Rotterdam ends art council RRKC

The Rotterdam city council wants to abolish the Rotterdam Council for Art and Culture from 1 January 2023. The RRKC is no longer ‘effective’, the commission judges. At the end of this month, the board will decide definitively whether the subsidy of 700,000 euros to the arts council – six employees – will be discontinued. President Carlos Goncalves is stunned.

The reason for disbanding the council is an evaluation showing that the arts council is trying too hard to be relevant. As a result, ‘relations are damaged and the RRKC has increasingly come to stand on an island’, according to the evaluation ‘Out of the groove’ by consultancy firm Rijnconsult.

Also read: Rotterdam politicians want research after harsh criticism of the local art and culture council

This mainly concerns the relationship of the RRKC with the commission of b. and W. “The alderman (Saïd Kasmi, D66) has been displeased several times about the actions of the RRKC.” The relationship with the officials is also not good. “The cultural sector is suffering from this bad relationship,” the researchers write. Multiple conversations and agreements did not lead to an improvement, says the city council.
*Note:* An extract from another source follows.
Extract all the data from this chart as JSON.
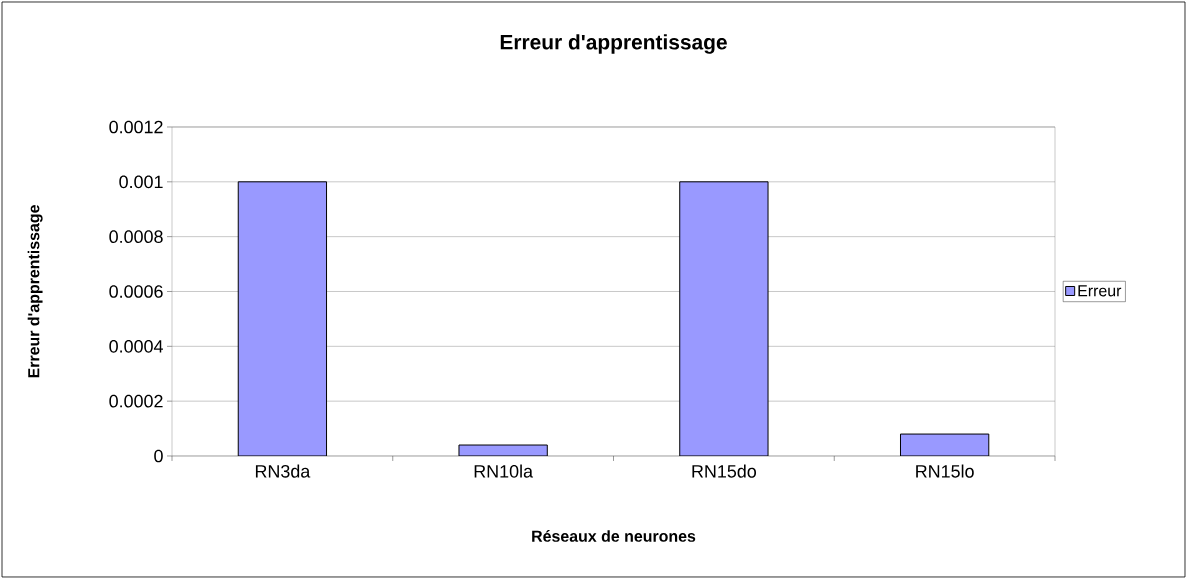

“It is a critical report, but not so critical that it justifies the decision to dissolve the RRKC,” said chairman Gonçalves. He does not find it remarkable that there is a clash between the RRKC and the municipality. “That is inherent in the task of an independent advisory body,” says Gonçalves. “A mature board should be happy with solicited and unsolicited advice. With someone who holds up a mirror to them and who looks at the importance of the city and culture.”

Museum Rotterdam

The RRKC has been advising the municipality about art and culture in the city since 2005. The most important task is the four-yearly advice on the distribution of cultural subsidies (a total of 85 million euros per year). That almost meant the end of the Wereldmuseum in 2016 and the end of Museum Rotterdam in 2020. The municipality largely adopted the recommendations.

Also read: College takes advice from culture council to close Museum Rotterdam

Councilor Ruud van der Velden (PvdD) thinks that the RRKC has taken too much of the political seat in recent years. “The advice to close Museum Rotterdam and the Wereldmuseum was political, that is not what they are about.” He is, however, surprised that Kasmi decides to close down the Kunstraad at this very moment. “The timing is not so right. I expect we will have a new lecture within a month, leave it to them.”
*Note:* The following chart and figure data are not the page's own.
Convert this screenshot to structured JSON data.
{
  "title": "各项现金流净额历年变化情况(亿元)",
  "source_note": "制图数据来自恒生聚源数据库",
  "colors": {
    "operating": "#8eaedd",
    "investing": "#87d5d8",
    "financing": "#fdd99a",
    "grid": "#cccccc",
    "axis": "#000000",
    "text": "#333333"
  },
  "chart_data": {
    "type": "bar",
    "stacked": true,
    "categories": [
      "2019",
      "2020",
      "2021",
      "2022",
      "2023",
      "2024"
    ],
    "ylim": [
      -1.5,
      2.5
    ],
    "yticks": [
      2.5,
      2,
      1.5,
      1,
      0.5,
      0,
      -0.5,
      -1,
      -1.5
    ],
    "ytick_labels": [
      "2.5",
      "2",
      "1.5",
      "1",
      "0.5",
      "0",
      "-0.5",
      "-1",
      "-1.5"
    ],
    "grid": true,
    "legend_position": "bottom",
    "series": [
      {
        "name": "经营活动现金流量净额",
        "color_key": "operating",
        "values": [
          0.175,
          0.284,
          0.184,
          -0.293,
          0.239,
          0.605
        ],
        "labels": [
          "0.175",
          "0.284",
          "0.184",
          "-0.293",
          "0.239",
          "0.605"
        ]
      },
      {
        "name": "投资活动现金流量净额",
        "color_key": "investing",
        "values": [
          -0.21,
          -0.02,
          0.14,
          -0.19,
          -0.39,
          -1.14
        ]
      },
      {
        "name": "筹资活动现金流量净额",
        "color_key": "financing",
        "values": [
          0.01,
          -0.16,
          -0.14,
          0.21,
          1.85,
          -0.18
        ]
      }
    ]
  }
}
Goncalves also calls this ‘bizarre’. “Why the rush?” He believes that the municipality does not comply with agreements. “We were promised that a new council would decide on the RRKC and we would be heard extensively, which did not happen.”

Kasmi says through his spokesperson that the Board has experienced the RRKC in this way over the past four years and makes a decision based on that. “She won’t leave it to a new college that can’t decide yet.”

From now on, the municipality will seek advice from the cultural sector itself or will call in advisers for advice. Rotterdam also wants to allocate 700,000 euros per year for this.